Last month’s earthquake in Napa Valley got me thinking. In earthquake-prone areas, new construction is being built to move dynamically to withstand shocks and tremors. Innovative materials and designs sway and bend to provide better protection. But older buildings based on traditional, static design concepts can suffer devastating damage in an earthquake and its aftershocks.
It’s similar to the journey we’re on in the security industry, which is scaling to better address the harsh realities we face as defenders. At Cisco, we track this journey through a scale of controls we refer to as the Security Operations Maturity Model, which moves from static to human intervention to semi-automatic to dynamic and, ultimately, predictive controls. I will talk more about this scale in the coming weeks, but for now, let’s focus on the need for most organizations to shift to dynamic controls.
We all know that the security landscape is constantly evolving and attackers are innovating in lockstep with rapid changes in technology. In fact, as I talk with security professionals daily about the challenges they face, a few consistent points come up:
As new business models are built on innovations in mobility, cloud, the Internet of Things (IoT) and Everything (IoE), security solutions and processes must become more dynamic and more scalable to keep up with the change;
Further, as hacking has matured and become industrialized, the security models used to defend need to mature as well; and
Finally, there’s too much complexity, fragmentation, and cost in legacy security deployments.
A recent malicious advertising attack called “Kyle and Stan”, discovered by our Talos Security Intelligence and Research Group, demonstrates the challenges defenders are up against -- read their full post here.

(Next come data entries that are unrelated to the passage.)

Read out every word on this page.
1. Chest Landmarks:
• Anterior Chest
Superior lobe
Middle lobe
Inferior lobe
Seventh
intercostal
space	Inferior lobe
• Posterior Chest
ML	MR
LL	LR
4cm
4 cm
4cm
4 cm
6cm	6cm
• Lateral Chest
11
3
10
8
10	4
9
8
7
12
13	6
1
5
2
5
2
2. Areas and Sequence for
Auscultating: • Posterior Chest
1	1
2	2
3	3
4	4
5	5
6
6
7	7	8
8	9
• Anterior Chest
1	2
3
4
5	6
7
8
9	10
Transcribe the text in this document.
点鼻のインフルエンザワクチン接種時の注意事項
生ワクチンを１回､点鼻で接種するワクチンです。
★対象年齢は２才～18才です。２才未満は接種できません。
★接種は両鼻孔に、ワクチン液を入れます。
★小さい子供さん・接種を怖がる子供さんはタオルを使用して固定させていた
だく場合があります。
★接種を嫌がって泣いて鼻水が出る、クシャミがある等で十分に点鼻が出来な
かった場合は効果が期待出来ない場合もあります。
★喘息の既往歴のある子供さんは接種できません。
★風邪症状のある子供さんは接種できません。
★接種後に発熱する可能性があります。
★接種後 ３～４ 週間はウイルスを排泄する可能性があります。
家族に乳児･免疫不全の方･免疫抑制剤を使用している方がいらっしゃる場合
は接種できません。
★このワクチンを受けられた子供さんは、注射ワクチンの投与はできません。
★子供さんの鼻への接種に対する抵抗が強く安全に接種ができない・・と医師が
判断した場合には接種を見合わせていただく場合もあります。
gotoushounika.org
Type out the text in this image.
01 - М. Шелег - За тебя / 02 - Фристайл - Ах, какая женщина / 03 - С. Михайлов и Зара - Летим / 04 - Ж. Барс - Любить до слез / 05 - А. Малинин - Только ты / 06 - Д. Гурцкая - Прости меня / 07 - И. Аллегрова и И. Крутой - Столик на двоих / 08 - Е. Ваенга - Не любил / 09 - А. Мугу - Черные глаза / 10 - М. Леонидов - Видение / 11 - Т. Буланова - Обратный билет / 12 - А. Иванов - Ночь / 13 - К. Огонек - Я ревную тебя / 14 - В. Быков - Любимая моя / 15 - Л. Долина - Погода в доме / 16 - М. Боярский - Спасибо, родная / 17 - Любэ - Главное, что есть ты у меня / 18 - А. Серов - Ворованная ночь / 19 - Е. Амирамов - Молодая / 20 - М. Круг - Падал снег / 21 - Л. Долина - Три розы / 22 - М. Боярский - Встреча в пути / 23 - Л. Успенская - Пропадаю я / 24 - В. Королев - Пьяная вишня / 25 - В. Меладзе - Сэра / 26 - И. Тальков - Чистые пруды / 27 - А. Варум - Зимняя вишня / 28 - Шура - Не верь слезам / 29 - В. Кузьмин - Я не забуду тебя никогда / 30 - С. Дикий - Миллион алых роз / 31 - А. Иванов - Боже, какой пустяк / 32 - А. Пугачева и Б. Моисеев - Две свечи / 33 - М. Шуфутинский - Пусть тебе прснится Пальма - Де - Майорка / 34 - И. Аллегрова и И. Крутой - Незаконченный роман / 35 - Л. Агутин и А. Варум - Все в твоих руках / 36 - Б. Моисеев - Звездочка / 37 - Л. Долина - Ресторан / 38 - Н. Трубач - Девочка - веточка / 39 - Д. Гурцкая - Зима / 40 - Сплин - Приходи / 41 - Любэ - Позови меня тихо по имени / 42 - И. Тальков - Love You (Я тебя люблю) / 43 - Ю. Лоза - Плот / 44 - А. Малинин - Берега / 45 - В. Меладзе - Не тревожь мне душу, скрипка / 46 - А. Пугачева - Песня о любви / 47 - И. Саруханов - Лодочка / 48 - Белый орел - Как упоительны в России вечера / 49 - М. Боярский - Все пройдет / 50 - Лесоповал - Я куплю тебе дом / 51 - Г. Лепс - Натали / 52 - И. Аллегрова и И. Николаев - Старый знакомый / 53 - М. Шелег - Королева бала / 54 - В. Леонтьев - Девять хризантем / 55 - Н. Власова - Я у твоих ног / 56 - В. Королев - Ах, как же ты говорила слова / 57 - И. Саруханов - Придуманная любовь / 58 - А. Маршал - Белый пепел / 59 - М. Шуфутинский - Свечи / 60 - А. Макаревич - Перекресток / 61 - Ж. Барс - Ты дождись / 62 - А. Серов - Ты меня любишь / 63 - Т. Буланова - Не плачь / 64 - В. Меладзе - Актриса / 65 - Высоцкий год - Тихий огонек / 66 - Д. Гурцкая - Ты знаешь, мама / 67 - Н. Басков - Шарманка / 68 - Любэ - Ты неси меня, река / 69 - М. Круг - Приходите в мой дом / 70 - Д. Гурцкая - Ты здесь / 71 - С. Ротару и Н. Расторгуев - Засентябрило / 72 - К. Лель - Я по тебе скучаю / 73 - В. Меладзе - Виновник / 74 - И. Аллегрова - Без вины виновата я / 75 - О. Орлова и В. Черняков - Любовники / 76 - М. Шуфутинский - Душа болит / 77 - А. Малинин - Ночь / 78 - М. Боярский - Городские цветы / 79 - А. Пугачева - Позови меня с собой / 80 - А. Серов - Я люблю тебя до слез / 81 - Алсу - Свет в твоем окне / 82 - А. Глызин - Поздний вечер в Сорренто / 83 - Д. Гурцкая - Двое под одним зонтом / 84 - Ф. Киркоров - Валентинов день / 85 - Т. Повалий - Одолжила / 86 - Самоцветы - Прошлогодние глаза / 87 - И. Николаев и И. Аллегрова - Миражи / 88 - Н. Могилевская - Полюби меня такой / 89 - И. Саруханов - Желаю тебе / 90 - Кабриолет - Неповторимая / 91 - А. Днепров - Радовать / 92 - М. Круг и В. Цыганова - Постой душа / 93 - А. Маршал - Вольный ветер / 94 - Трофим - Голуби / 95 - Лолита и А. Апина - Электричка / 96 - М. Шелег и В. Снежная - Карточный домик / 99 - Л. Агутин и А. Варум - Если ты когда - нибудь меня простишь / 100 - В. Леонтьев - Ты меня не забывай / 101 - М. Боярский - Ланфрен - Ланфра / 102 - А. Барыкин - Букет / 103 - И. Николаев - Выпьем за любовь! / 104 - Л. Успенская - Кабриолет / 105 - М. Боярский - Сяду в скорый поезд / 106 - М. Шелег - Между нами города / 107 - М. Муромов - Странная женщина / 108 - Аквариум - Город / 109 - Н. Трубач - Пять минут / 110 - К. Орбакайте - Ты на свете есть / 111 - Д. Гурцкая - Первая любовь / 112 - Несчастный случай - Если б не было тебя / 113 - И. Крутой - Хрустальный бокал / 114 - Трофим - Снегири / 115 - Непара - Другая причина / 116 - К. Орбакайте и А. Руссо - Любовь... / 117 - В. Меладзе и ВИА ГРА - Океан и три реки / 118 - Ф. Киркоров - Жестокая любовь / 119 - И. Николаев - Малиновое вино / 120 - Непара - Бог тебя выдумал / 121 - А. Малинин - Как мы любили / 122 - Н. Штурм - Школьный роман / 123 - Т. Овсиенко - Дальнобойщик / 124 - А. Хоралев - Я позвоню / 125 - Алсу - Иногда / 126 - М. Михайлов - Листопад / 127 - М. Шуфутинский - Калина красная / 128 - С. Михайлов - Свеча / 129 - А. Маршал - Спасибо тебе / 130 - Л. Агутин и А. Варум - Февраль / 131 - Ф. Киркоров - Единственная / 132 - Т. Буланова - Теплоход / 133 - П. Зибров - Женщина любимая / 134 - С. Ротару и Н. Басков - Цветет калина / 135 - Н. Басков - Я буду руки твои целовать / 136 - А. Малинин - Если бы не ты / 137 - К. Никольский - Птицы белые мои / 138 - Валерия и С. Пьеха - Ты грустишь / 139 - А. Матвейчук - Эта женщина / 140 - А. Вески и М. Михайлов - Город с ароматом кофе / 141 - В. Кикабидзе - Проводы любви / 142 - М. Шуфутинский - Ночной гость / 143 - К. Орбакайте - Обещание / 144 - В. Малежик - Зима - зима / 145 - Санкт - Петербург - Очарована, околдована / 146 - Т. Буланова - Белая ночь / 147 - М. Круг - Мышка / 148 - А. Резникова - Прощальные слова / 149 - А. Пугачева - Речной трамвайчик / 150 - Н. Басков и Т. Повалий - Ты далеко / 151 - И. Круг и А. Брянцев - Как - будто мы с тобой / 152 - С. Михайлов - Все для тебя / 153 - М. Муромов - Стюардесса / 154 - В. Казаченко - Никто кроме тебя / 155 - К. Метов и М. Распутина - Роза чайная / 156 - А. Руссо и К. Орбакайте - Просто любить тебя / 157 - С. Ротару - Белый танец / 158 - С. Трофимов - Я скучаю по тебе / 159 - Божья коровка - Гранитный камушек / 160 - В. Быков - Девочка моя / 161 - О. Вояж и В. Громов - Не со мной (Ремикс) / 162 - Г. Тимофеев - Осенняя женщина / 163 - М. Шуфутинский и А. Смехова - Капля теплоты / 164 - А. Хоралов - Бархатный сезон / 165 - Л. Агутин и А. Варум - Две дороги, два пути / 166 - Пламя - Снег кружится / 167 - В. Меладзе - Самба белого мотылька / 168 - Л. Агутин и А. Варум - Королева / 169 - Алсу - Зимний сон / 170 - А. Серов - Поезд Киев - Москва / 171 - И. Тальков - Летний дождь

Posing as legitimate advertisers, cybercriminals contact the major advertisement networks to try to get them to display an ad with a malicious payload packed inside of legitimate software – spyware, adware, and browser hijacks, for example. They target popular websites and instruct the companies to run the ad for just a few minutes, leaving little or no time for the ad content to be inspected. In this case, malvertising victims were faced with an often-unprompted download of what appeared to be legitimate software with a hidden malicious payload. The malware droppers employ a range of clever techniques to continuously mutate in order to avoid detection by traditional, point-in-time systems.